Deep venous thrombosis or pulmonary embolus within 12 months prior to study entry and no ongoing need for full-dose oral or parenteral anticoagulation. For maintenance of catheter patency daily prophylactic aspirin or low-dose coumadin (1-2 mg) is allowed.
Evidence of current central nervous system (CNS) metastases. All patients must undergo a CT scan of the brain (with contrast, if possible) within 42 days prior to registration.
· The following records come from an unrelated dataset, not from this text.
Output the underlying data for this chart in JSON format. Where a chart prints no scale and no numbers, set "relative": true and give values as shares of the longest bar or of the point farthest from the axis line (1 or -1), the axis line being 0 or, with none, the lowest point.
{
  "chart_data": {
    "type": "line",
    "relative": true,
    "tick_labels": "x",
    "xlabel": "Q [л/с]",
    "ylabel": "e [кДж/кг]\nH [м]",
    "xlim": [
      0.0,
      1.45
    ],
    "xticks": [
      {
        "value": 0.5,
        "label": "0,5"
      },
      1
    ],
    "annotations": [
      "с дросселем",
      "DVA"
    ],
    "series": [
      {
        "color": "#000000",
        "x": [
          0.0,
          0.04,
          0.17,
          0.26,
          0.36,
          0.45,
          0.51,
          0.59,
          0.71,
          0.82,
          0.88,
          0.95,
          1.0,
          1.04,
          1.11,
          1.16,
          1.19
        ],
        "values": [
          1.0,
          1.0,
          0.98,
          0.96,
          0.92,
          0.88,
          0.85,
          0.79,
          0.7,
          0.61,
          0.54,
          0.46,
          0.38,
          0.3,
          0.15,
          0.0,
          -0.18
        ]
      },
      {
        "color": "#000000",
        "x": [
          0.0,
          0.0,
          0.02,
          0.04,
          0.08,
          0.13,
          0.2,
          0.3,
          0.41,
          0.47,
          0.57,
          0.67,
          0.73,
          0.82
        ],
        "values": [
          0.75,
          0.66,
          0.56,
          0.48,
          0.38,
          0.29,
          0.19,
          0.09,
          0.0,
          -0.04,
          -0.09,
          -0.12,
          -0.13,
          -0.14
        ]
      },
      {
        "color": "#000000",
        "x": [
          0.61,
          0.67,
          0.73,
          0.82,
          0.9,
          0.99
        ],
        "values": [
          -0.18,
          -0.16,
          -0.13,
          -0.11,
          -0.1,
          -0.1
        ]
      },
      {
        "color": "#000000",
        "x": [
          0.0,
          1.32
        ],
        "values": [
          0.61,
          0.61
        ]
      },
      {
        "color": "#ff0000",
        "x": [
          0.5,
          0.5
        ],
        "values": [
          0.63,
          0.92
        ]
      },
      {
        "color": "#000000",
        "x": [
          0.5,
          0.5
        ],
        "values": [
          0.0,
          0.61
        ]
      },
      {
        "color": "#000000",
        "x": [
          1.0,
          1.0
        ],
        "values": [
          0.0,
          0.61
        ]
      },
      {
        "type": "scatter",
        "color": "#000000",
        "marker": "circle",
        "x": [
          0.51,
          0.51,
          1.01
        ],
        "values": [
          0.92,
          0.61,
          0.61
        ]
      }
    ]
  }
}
Any imaging abnormality indicative of active CNS metastases will exclude the patient from the study.
Significant cardiovascular disease defined as congestive heart failure (New York Heart Association Class II, II or IV) angina pectoris requiring nitrate therapy, or recent myocardial infarction (within the preceding 6 months prior to study entry).
Uncontrolled hypertension (defined as blood pressure of ≥160 mmHg systolic and/or ≥90 mmHg diastolic on medication). Document over 48 hours with minimum of 3 readings.
Ongoing requirement for systemic corticosteroid therapy (except replacement therapy for adrenal insufficiency) or other immunosuppressants are not permitted. Topical and/or inhaled steroids are allowed.

Trial design

Primary purpose

Treatment

Allocation

N/A

Interventional model

Single Group Assignment

Masking

None (Open label)

4 participants in 1 patient group

Personalized therapy

Other group

Description:

Subjects will receive one of the four first-line therapy agents based on their tumor's profile. The first-line agents are sunitinib, temsirolimus, sorafenib, or pazopanib. These are all routine drugs for RCC treatment and will be given at their approved doses and dosing schedules. Upon disease progression, subject's tumor(s) will be biopsied again to create another tumor profile. The second-line agents are everolimus or axitinib. Both of these are routine drugs for RCC treatment and will be given at their approved doses and dosing schedules.